Altri autori sostengono che mentre nell'estorsione e' minacciato
un male futuro (con la conseguenza che alla vittima residuerebbe un
certo margine di autodeterminazione), nella rapina e' prospettato un
male di verificazione pressoche' immediata.
In dottrina e in giurisprudenza si e' affermato il criterio della
tipologia (o intensita') della coazione, secondo cui «La rapina si
differenzia dall'estorsione in virtu' del fatto che in essa il reo
sottrae la cosa esercitando sulla vittima una violenza o una minaccia
diretta e ineludibile, mentre nell'estorsione la coartazione non
determina il totale annullamento della capacita' del soggetto passivo
di determinarsi diversamente» (Sez. 2, n. 15564 dell'8 aprile 2021,
... , Rv. 281102 - 01; nello stesso senso cfr. Sez. 2, sentenza n.
4308 del 17 ottobre 1995 Cc. (dep. 21 gennaio 1996) Rv. 203773,
secondo cui «Per la sussistenza del delitto di estorsione non si
richiede che la volonta' del soggetto passivo, per effetto della
minaccia, sia completamente esclusa, ma che, residuando la
possibilita' di scelta fra l'accettare le richieste dell'agente o
subire il male minacciato, la possibilita' di autodeterminazione sia
condizionata in maniera piu' o meno grave dal timore di subire il
pregiudizio prospettato; se la minaccia, viceversa, si risolvesse in
un costringimento psichico assoluto, cioe' in un annullamento di
qualsiasi possibilita' di scelta, ed il risultato dell'agente fosse
il conseguimento di un bene mobile, si configurerebbe infatti un vero
e proprio "impossessamento" e, conseguentemente, il diverso reato di
rapina»).
Secondo tale criterio prevalente nella giurisprudenza di
legittimita', quindi, nel delitto di rapina si ha un totale
annichilimento della liberta' di autodeterminazione della persona
offesa mentre nella estorsione tale volonta' e' solo compressa ma non
annientata.
Dall'adozione di tale criterio consegue che vi e' una maggiore
intensita' dell'offesa al bene giuridico della liberta' di
autodeterminazione della persona offesa nel reato di rapina, dove la
volonta' e' annientata, che nel reato di estorsione, dove e' solo
compromessa.
Tale conclusione, come meglio si dira' anche in seguito, rende
palese l'irragionevolezza della scelta legislativa di escludere
l'applicabilita' della causa di non punibilita' di cui all'art.

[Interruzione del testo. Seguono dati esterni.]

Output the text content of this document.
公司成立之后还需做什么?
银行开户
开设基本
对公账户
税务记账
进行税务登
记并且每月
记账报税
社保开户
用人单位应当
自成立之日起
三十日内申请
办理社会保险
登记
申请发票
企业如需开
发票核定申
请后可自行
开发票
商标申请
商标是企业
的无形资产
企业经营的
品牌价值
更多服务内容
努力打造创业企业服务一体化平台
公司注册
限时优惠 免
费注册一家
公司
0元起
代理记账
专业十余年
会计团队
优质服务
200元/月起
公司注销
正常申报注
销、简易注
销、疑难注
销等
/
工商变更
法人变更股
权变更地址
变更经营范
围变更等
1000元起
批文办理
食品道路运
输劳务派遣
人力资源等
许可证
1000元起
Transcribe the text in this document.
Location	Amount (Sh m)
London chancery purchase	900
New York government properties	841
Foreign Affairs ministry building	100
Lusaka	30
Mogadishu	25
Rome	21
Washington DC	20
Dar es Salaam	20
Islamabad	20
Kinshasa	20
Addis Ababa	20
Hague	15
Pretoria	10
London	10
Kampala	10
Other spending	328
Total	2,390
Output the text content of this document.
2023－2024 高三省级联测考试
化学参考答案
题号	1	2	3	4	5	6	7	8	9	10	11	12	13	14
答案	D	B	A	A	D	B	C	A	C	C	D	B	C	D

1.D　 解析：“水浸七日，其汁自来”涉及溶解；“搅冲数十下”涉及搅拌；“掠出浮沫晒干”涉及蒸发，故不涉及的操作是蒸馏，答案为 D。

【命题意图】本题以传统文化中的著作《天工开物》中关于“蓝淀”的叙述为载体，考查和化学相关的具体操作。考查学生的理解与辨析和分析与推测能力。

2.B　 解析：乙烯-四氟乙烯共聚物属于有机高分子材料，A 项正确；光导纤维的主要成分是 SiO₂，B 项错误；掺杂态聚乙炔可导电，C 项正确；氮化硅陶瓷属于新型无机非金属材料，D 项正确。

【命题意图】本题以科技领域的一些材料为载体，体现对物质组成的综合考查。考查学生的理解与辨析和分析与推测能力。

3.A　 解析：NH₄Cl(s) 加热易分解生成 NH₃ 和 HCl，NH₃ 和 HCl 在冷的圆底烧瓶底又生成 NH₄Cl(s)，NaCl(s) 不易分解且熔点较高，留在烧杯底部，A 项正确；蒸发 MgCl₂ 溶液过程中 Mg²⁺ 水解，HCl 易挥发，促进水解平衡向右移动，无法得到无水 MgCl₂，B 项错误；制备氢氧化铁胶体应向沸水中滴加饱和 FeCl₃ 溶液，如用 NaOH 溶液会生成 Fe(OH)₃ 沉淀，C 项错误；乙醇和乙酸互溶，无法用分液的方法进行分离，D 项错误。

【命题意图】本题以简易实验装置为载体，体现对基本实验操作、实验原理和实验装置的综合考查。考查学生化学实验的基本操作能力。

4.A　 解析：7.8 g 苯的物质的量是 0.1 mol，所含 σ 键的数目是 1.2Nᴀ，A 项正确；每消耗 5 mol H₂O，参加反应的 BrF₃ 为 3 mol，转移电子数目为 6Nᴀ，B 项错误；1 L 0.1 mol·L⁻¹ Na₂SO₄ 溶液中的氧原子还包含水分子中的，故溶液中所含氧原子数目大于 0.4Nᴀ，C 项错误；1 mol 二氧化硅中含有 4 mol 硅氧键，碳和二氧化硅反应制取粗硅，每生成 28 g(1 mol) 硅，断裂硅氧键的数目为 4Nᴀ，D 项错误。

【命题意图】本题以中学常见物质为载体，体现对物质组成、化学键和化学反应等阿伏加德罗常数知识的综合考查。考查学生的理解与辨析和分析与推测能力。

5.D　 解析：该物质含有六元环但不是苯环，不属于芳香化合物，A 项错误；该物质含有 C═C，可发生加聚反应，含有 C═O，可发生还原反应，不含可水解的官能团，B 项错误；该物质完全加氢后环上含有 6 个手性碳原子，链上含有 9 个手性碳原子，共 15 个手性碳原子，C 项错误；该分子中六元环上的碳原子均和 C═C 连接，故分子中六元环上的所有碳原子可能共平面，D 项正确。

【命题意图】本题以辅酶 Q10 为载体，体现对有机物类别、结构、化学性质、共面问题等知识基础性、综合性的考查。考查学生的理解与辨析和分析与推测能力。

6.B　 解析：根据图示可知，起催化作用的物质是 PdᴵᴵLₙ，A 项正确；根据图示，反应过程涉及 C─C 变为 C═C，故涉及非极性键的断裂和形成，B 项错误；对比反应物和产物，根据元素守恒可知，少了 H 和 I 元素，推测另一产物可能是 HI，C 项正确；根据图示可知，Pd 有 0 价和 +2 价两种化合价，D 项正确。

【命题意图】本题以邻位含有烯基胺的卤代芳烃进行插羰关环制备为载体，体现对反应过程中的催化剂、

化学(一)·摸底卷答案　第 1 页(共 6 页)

131-bis del codice penale per il delitto di estorsione semplice, in
cui il bene della liberta' di autodeterminazione e' solo compresso, e
ammetterlo per il delitto di rapina semplice, in cui la liberta' e'
totalmente annichilita.
3.3 Le analogie tra le due fattispecie non riguardano i soli
profili dell'offesa e della struttura del fatto tipico ma si
estendono ad ulteriori aspetti della disciplina.
In primo luogo, sotto il profilo sanzionatorio, si rileva che la
pena della rapina semplice ha registrato nel corso del tempo un
progressivo inasprimento, che ha interessato principalmente il minimo
edittale della reclusione: originariamente determinato in tre anni,
tale minimo e' stato aumentato a quattro anni dall'art. 1, comma 8,
lettera a), della legge 23 giugno 2017, n. 103 (Modifiche al codice
penale, al codice di procedura penale e all'ordinamento
penitenziario), e ulteriormente incrementato a cinque anni dall'art.
6, comma 1, lettera a), della legge 26 aprile 2019, n. 36 (Modifiche
al codice penale e altre disposizioni in materia di legittima
difesa).
L'aggravamento del trattamento sanzionatorio ora illustrato per
la rapina e' analogo a quello che ha interessato l'estorsione di cui
all'art. 629, primo comma, codice penale, il cui minimo edittale di
tre anni di reclusione, stabilito originariamente per la forma
semplice del reato, e' stato aumentato a cinque anni (art. 8, comma
1, del decreto-legge 31 dicembre 1991, n. 419, recante «Istituzione
del Fondo di sostegno per le vittime di richieste estorsive»,
convertito, con modificazioni, nella legge 18 febbraio 1992, n. 172).
Dunque, la pena detentiva per le ipotesi di rapina ed estorsione
semplici e' la medesima: da cinque a dieci anni di reclusione. Vi e'
solo una minima differenza sanzionatoria relativa alla pena
pecuniaria della multa, che nella rapina va da 927 a 2.500 euro
mentre nell'estorsione va da 1.000 a 4.000 euro.
Analogamente, sotto il profilo del trattamento penitenziario,
solo per le ipotesi aggravate di rapina (art. 628, comma 3 del codice
penale) ed estorsione (art. 629, comma 2 del codoce penale) e'
prevista la particolare disciplina in tema di benefici penitenziari
di cui all'art. 4-bis, comma 1-ter, legge n. 354/1975, mentre tale
disciplina non si applica alle rispettive ipotesi non aggravate.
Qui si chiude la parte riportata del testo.